Testing GNU Radio's Rayleigh Fading Model

GNU Radio / Simulation / Channel Models

I'm about to setup simulations that use a multi-path channel model. Since I wanted to rely on GNU Radio's channel model blocks, I had a look at their implementation and think I found some flaws.

With the fixes, the output looks pretty OK. I used the following iPython notebook to test the statistical properties of the Rayleigh fading block.

In [1]:
%matplotlib inline
import numpy as np
import matplotlib.pyplot as plt
plt.style.use('bmh')
plt.rcParams['figure.figsize']   = (10, 10.0*2/3)
plt.rcParams['font.size']        = 14
plt.rcParams['lines.linewidth']  = '3'

Simulations¶

I created some channel coefficients by piping 1s through the block.

In [2]:
N = 12              # N sinusoids
v = 75 / 3.6        # speed (km/h to m/s)
f = 6e9             # freq
c = 3e8             # speed of light
f_d = f * v / 3e8   # max.
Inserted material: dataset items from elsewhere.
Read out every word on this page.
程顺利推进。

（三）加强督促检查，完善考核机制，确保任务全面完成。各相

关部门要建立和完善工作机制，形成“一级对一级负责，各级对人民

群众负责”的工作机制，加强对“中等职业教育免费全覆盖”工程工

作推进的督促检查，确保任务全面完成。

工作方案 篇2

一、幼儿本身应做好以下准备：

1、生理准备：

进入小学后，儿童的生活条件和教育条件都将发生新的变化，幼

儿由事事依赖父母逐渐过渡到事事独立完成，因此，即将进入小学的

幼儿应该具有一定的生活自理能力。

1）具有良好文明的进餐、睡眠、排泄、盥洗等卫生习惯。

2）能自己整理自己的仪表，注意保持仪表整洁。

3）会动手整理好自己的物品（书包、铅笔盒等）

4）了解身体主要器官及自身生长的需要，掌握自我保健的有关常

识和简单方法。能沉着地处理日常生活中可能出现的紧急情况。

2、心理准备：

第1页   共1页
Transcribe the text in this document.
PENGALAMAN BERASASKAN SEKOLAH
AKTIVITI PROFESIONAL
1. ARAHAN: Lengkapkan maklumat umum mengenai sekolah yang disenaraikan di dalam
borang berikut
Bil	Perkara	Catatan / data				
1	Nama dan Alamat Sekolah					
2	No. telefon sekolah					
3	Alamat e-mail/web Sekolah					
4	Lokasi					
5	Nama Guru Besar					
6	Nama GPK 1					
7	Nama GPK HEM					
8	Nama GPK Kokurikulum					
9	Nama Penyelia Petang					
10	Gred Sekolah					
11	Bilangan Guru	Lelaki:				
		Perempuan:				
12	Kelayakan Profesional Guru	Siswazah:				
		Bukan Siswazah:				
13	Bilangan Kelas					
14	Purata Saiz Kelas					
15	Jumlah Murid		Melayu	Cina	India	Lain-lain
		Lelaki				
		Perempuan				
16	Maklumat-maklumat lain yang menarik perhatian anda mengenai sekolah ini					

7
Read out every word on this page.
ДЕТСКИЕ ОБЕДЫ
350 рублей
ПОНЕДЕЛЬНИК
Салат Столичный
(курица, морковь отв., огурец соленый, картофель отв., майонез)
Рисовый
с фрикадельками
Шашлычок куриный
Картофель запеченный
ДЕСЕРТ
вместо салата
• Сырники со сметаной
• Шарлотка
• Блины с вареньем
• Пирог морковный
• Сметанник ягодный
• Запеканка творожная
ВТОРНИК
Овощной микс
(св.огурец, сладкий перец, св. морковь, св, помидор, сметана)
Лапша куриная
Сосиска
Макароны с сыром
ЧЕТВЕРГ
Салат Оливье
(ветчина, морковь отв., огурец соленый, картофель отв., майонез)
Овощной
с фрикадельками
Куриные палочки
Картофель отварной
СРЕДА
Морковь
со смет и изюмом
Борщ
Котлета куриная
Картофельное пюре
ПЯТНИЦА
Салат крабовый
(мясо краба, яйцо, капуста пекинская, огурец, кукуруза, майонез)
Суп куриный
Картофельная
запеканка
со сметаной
Doppler
samp_rate = 10e6    # 10 MHz
N_samp = 1000000    # samples to generate
fDTs = f * v / c / samp_rate
seed = np.random.randint(10000)

from gnuradio import gr, blocks, channels
sig = blocks.vector_source_c([1]*N_samp, False)
chan = channels.fading_model(N, fDTs, False, 4.0, seed)
snk = blocks.vector_sink_c()

## do simulations
tb = gr.top_block()
tb.connect(sig, chan)
tb.connect(chan, snk)
tb.run()

channel = snk.data()
coef = np.abs(channel)
power = coef**2

Average Power¶

Since the samples get normalized, I guess the average power is supposed to be 1.

In [3]:
print "Avg. Power: %.2f" % np.mean(power)

Avg. Power: 0.99

Power Distribution¶

The power of Rayleigh distributed channel coeffients should follow an exponential distribution. Since the power is normalized to 1, $\lambda=1$.

In [4]:
# empirical distribution
plt.hist(power, bins=40, normed=True, label='Empirical');

# anlytical distribution
x = np.linspace(0, np.max(power), num=100)
plt.plot(x, np.exp(-x), label='Analytical')
plt.legend(loc=1);

Autocorrelation¶

The autocorrelation of the channel coefficients should follow a bessel function

$$ R(\tau) = J_0(2 \pi f_d \tau).$$

A well-known characteristic is that this function has a zero-crossing after about the time it takes to move 0.4 times the wave length.

In [5]:
n_w = 4
w = int(n_w * c / f / v * samp_rate)

def autocorr(x, t=1):
    return np.corrcoef(np.array([x[0:len(x)-t], x[t:len(x)]]))

gaps = np.round(np.linspace(0, w, num=80))
gaps = gaps.astype(int)

## empirical
acorr = map(lambda x: np.abs(autocorr(channel, x)[0, 1]), gaps)

## analytical
import scipy.special
bessel = map(lambda x: scipy.special.jv(0, 2 * np.pi * f_d / samp_rate * x), gaps)

plt.plot(gaps/c*f*v/samp_rate, acorr, label='Simulations')
plt.plot(gaps/c*f*v/samp_rate, np.abs(bessel), label='Analytical')
plt.legend(loc=1)
plt.axvline(0.4, linewidth=1.5, color='gray');